When we got back to the states, we did what we had pledged to do. We visited the families of our deceased and told them how they lived. Hormone was easy. There wasn’t much to say, except he died in the line of duty, following the orders of his sergeant to the fullest. We had a problem with the sergeant’s mother and father, however.
When we arrived to the sergeant’s home place, we found that they mother and father seemed not to be really affected by the death of their son. The military had not told them, of course, of the horrible way their son’s remains were found, but they did not seem to be despondent in any way.
“Mr. and Mrs. Teal, my name is Corporal Thomas Wright. This is Private First Class Jackson Turmon. We were in your son’s platoon in Afghanistan. It is so nice to finally meet the parents of the man who was such an influence on us.”
Mr. Teal was the first to speak, “I guess that queer sucked both of you too.”
“Sir?” we both exclaimed almost strangling at the off colored suggestion.
“He was a damned queer, you know. He didn’t deserve to live anyway. I should have put him out of his misery myself.” After he finished, he turned and went back inside. Jack and I were beside ourselves.
Mrs. Teal could see our reaction and spoke softly. “Did my son have a good life?”
“Yes ma’am,” I responded. “As best as any of us could. It is unfortunate that he is dead, but he is a hero ma’am.”
“A hero?” she asked bitterly. “Why do you say that? He never did anything, but cause us a lot of trouble. We haven’t seen him since he graduated from high school. My husband found him in bed with another young man on his graduation and half killed him. Daniel left and we haven’t seen him since.”
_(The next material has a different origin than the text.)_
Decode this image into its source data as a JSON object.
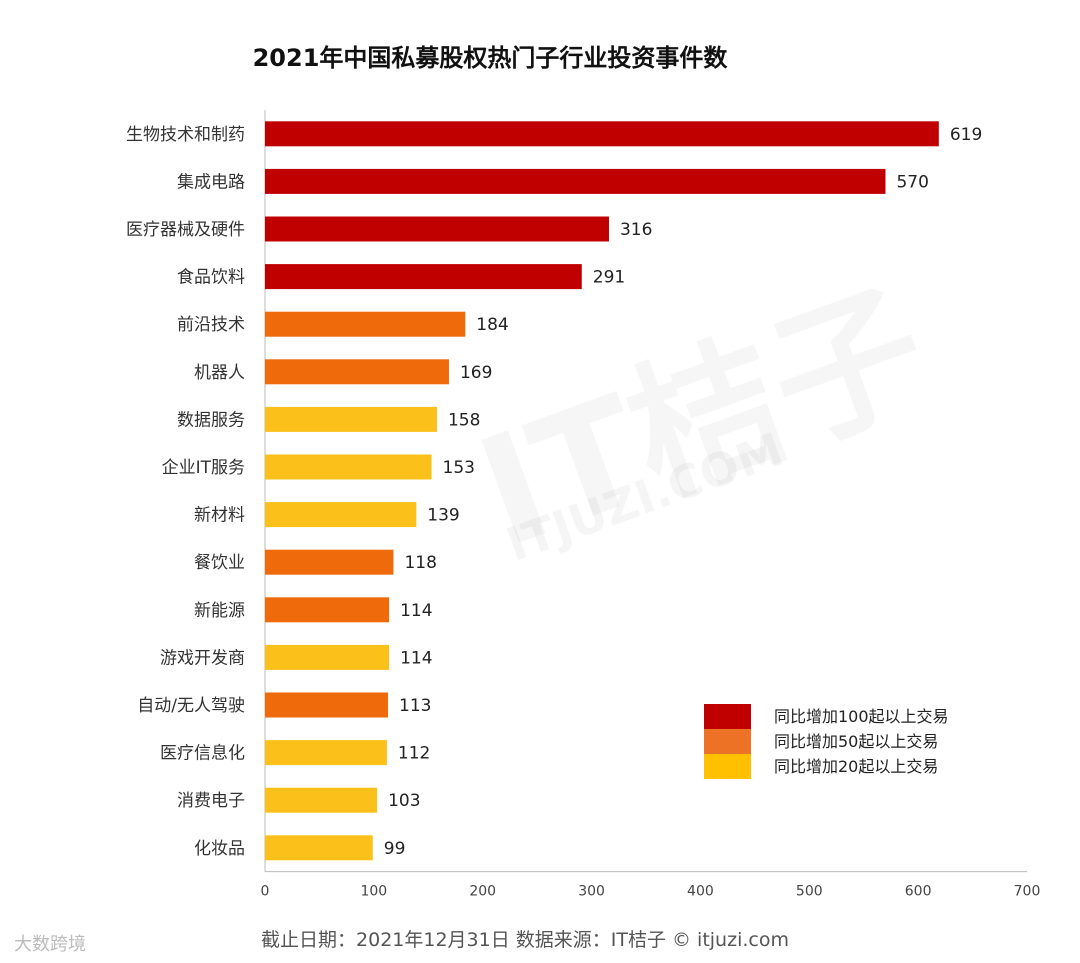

“I say that, ma’am, because he is a patriot. He died for his county. Whatever he did, however you saw him, doesn’t matter, because he did his duty and led men to victory.”
She looked at us, studying us. “Did he die happy?”
We both replied, almost in unison, “Yes ma’am.”
“Then I am happy. Please, go now. My husband is not a well man and I am afraid he might not take you too well.
We left and went on with our lives, always talking about the incident that fateful day. Jack and I moved in together. We are lovers and we have not had a moment where we didn’t find something new to help keep the passion alive. We have visitors from our old platoon and many times they stay over to share our passion. I work for a chemical plant on the Mississippi River. Jack works the lines for our local power company.
We continue to make endless passionate love to each other.